Rodrigo Fresán: No pensé en términos antiguo-testamentarios, la verdad. Es una buena pregunta. Si vamos a hacer una lectura judaica, en realidad todos los personajes son Job, me parece. [Risas]
FT: ¿Cuál es tu frase favorita de Estrella distante que homenajea la tercera parte de la novela?
RF: Bolaño dice “esta es mi última transmisión en el planeta de los monstruos” y al final de El fondo del cielo esta frase aparece negada. Es una frase que siempre me gustó mucho.
FT:¿Qué implicó para vos y para la redacción de tu última novela que la misma fuera escrita entre las muertes de muchas de tus musas: Vonnegut, Foster Wallace, Ballard?

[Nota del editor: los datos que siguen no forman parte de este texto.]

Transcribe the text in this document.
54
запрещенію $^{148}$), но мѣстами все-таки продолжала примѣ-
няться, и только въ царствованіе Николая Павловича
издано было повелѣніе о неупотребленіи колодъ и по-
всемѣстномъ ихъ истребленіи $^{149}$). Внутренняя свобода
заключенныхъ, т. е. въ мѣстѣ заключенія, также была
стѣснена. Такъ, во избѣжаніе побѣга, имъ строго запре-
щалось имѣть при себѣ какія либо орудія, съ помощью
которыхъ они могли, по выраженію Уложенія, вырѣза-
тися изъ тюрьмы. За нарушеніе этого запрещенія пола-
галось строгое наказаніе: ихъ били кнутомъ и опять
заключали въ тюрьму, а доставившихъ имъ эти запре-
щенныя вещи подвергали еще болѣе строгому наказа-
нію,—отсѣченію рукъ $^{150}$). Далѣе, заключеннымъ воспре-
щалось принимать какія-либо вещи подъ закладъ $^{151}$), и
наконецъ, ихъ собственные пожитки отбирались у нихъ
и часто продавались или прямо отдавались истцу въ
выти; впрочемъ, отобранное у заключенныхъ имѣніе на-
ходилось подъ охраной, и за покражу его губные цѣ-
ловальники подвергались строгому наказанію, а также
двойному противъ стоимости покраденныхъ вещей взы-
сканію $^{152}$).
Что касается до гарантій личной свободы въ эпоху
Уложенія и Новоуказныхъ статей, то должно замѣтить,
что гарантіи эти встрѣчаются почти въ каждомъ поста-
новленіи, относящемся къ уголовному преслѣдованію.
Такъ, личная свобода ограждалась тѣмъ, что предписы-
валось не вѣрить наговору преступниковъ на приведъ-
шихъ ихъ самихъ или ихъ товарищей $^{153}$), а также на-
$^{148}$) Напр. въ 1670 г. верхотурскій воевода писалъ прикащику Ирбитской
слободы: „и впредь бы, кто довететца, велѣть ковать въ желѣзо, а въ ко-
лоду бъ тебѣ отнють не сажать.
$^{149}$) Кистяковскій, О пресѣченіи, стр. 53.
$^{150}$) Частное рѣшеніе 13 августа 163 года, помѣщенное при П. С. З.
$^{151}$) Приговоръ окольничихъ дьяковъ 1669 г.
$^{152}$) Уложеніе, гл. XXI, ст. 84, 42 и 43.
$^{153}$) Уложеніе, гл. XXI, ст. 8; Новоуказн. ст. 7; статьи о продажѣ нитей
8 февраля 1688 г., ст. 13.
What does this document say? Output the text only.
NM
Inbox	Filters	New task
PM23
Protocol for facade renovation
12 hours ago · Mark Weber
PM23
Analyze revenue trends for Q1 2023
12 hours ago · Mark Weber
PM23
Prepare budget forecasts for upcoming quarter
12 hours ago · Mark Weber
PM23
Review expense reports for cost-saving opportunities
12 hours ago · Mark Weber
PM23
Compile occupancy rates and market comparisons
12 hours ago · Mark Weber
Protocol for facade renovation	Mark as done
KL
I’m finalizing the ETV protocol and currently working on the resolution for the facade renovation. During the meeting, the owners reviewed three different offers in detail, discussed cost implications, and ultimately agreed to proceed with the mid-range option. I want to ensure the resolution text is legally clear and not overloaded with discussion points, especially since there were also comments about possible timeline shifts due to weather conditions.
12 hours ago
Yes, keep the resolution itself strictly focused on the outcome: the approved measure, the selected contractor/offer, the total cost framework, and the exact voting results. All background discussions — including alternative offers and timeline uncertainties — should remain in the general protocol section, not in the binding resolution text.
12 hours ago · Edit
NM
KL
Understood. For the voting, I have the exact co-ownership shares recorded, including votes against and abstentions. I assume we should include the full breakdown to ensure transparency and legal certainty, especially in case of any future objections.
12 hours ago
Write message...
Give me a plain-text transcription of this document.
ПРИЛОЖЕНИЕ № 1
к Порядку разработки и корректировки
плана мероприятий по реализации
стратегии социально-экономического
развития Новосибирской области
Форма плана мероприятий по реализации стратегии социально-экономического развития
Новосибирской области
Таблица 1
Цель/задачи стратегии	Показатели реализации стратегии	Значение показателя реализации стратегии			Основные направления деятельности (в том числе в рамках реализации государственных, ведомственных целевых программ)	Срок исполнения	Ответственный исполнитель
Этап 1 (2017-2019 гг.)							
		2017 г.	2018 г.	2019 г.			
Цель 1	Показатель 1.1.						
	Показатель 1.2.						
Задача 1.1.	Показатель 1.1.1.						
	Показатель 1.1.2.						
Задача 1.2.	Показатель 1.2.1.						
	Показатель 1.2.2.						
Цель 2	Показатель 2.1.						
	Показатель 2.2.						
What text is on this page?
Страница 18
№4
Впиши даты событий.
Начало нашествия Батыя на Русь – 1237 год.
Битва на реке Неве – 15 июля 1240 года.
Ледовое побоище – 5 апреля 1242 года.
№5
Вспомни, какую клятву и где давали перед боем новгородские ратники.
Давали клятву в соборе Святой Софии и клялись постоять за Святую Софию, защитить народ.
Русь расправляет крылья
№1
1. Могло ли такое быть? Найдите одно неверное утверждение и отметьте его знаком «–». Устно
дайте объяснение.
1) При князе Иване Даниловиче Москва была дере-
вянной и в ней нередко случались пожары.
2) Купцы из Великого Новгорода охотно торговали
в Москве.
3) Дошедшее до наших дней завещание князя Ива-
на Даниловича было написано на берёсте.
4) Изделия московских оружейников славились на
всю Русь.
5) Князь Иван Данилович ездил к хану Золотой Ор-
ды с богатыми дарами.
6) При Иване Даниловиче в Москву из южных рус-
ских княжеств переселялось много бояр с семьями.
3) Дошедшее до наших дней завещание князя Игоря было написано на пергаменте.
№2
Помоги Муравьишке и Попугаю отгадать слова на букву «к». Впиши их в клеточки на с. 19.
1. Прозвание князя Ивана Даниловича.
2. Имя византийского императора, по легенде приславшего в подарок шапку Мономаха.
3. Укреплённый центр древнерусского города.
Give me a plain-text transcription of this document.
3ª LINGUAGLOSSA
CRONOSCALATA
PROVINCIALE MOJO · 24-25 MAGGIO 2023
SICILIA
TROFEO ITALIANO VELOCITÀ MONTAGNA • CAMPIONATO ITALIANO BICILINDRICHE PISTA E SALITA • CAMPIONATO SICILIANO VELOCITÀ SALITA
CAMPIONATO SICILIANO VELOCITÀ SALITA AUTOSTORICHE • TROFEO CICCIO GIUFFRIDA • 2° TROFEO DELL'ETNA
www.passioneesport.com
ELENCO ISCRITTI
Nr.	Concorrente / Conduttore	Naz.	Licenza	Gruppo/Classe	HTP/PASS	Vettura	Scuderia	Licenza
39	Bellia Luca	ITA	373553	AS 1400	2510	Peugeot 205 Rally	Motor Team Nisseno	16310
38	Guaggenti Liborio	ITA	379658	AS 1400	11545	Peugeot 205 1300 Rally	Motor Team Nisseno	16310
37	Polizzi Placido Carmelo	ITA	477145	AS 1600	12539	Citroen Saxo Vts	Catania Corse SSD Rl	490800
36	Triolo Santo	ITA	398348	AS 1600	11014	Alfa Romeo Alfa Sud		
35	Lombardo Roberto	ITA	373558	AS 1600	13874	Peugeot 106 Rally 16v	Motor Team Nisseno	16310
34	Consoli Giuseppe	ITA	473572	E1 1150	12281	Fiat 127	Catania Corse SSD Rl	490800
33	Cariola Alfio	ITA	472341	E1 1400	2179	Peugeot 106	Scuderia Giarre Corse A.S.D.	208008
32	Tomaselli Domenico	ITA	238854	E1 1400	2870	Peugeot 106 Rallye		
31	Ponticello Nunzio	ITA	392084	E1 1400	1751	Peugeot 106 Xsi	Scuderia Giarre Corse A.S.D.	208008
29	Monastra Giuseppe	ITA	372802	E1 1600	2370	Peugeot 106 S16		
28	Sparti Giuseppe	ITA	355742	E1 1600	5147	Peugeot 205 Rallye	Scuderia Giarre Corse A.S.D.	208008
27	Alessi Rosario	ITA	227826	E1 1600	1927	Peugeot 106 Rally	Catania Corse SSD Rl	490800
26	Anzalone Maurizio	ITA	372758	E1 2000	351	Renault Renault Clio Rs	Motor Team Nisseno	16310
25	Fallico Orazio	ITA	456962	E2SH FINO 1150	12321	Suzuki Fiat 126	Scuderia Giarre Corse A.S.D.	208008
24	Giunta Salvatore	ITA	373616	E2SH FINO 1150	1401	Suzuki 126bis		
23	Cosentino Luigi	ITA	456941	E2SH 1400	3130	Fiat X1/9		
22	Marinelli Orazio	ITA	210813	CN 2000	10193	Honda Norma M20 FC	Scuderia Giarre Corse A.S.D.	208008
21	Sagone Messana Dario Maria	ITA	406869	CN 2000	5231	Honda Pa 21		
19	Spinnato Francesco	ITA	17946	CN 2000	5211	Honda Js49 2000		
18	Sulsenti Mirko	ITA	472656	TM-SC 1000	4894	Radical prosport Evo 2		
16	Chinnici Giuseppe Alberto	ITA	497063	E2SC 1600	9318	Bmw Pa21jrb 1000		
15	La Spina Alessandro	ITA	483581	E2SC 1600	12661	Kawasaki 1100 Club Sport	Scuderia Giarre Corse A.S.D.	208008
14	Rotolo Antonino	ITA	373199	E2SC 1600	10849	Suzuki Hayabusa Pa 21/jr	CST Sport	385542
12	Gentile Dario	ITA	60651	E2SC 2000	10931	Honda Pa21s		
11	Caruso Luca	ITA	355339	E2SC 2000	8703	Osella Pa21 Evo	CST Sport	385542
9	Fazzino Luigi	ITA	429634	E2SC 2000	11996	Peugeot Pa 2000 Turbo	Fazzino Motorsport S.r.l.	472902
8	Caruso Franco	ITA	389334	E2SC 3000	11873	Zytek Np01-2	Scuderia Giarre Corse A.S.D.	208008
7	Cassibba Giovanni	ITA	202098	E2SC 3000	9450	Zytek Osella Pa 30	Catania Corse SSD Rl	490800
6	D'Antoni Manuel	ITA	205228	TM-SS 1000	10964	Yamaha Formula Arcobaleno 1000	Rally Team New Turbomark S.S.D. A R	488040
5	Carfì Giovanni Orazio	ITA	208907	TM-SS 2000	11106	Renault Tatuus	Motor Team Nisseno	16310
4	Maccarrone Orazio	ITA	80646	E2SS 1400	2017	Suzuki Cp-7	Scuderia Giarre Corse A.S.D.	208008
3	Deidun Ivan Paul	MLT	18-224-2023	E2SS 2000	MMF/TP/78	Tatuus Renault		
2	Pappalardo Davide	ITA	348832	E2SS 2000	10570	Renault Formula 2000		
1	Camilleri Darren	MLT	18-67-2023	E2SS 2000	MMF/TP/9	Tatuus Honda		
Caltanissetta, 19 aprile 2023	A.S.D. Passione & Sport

RF: Sería muy egoísta pensar que es algo así como “bueno, sigue tú, muchacho” [Risas]. No, me entristeció, me pareció un poco raro. De todas maneras es cierto que sucedió lo mismo con la muerte de Philip K. Dick y con Andy Warhol, también dos grandes visionarios: todos se murieron en el momento en el que el mundo empezaba a parecerse demasiado a sus visiones.
Yo era un gran fan, bueno, en realidad era un gran yonqui [Risas] de las dos o tres primeras temporadas de Gran Hermano en España. Luego me cansé. Creo que acá es el único lugar en donde se sigue emitiendo con éxito. El otro día, en un hotel de Madrid, me fijé a ver qué hacían ahora, en esta temporada. Era increíble. Ahora tienen dos casas, una debajo de la otra. Los participantes no saben que tienen vecinos, entonces sospechan que hay como otra dimensión donde la estarán pasando mejor que ellos. Como lo vi en un momento de ensueño, pensaba que lo había soñado. Pero parece que fue cierto: se abre una puerta y entra una tribu completa de papúas semidesnudos que empezaban a aullar, los participantes estaban aterrorizados porque pensaban que se los iban a comer. Muy raro. Ahí están Foster Wallace, Ballard y Vonnegut, los tres juntitos, en una misma noche y una misma pantalla.
FT: Siempre mencionás a Proust como uno de tus referentes. Puntualmente, en El fondo del cielo, ¿se puede hablar de la presencia de Joyce, en cuanto a subordinar la narración de una trama por la explotación de una situación? Citás una idea bastante similar pero es de Cheever: la preferencia de trabajar con “momentos” en vez de “argumentos”.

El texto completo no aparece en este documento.